Seventh, yeah, it was fun. I'll probably go back to do it properly. It's in a stunningly beautiful location and the rock is bomber.
|By Jordan Hirro|
From: Colorado Springs/Glenwood Spri
Oct 14, 2013
Hopped on this with Ryan today after Dancesatmoonrise highly suggested it.
Aside form the temperamental weather (which included rain, small flurries, and crazy cold winds), this was an excellent route. Everyone's recent beta is spot on, I recommend following that. Have fun!
|By The Blueprint Part Dank|
From: FEMA Region VIII
Oct 20, 2013
Rarely does a route live up to its hype in the way that this did, simply stunning in every way. Thought provoking, sustained, and varied on some of the best granite this side of Yosemite. Is it sandbagged? Probably.
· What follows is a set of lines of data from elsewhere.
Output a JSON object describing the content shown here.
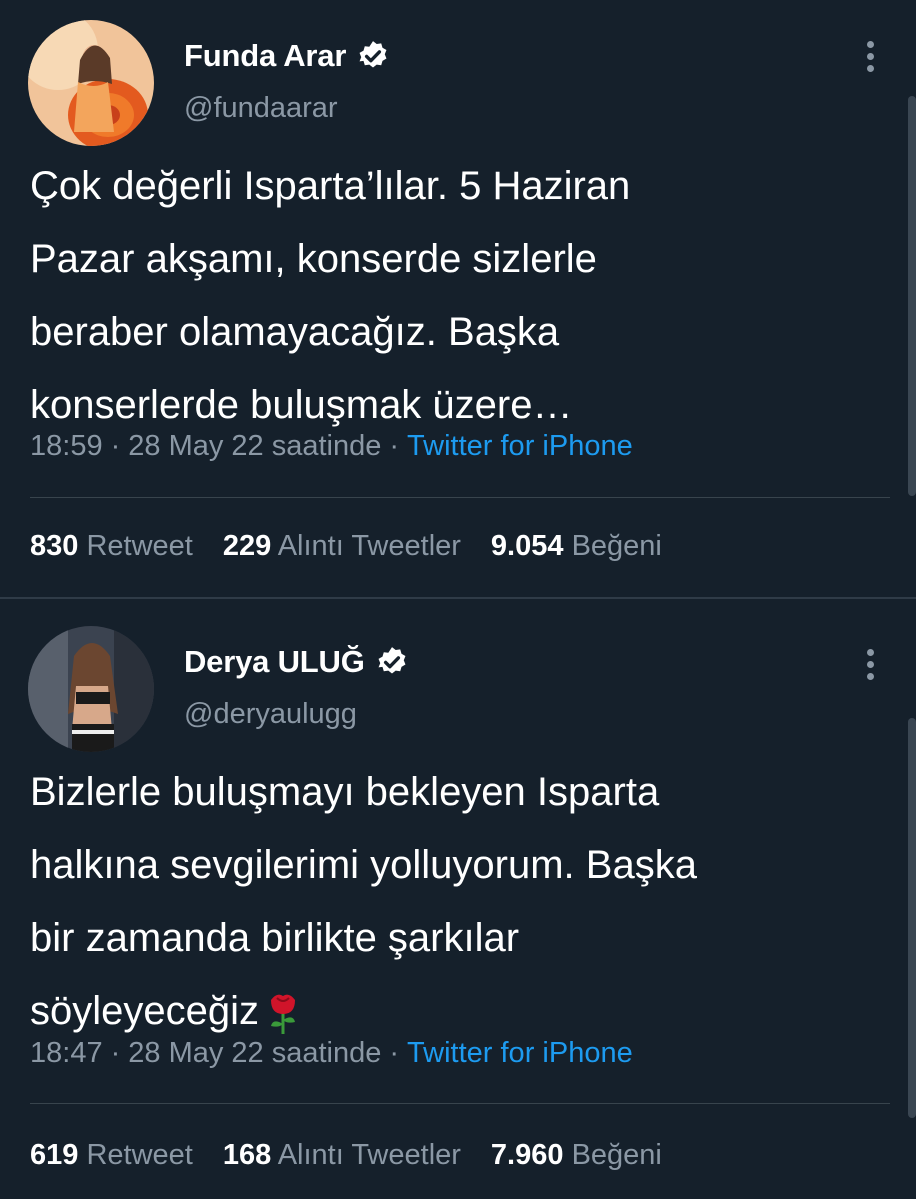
{
  "tweets": [
    {
      "name": "Funda Arar",
      "handle": "@fundaarar",
      "text": "Çok değerli Isparta’lılar. 5 Haziran\nPazar akşamı, konserde sizlerle\nberaber olamayacağız. Başka\nkonserlerde buluşmak üzere…",
      "time": "18:59",
      "date": "28 May 22 saatinde",
      "dot": "·",
      "source": "Twitter for iPhone",
      "retweets": "830",
      "retweets_label": "Retweet",
      "quotes": "229",
      "quotes_label": "Alıntı Tweetler",
      "likes": "9.054",
      "likes_label": "Beğeni",
      "avatar_icon": "avatar-photo-flowers",
      "verified_icon": "verified-badge-icon"
    },
    {
      "name": "Derya ULUĞ",
      "handle": "@deryaulugg",
      "text": "Bizlerle buluşmayı bekleyen Isparta\nhalkına sevgilerimi yolluyorum. Başka\nbir zamanda birlikte şarkılar\nsöyleyeceğiz",
      "emoji": "rose-emoji",
      "time": "18:47",
      "date": "28 May 22 saatinde",
      "dot": "·",
      "source": "Twitter for iPhone",
      "retweets": "619",
      "retweets_label": "Retweet",
      "quotes": "168",
      "quotes_label": "Alıntı Tweetler",
      "likes": "7.960",
      "likes_label": "Beğeni",
      "avatar_icon": "avatar-photo",
      "verified_icon": "verified-badge-icon"
    }
  ],
  "colors": {
    "background": "#15202b",
    "text": "#ffffff",
    "muted": "#8b98a5",
    "link": "#1d9bf0",
    "divider": "#38444d"
  }
}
Should you care? Absolutely not. If you can place gear well and climb solid 5.9, you'll make it up and down safely. It just may not be super pretty.
I also agree with the suggestion to lead P2 and P3 in a block. Build your belay in the bird poop pod, and have your second build a belay parallel to the big roof to climber's left of the route, about 10 ft below the larger pod. You can certainly get two climbers in the pod, but it's not the best way to climb this beaut.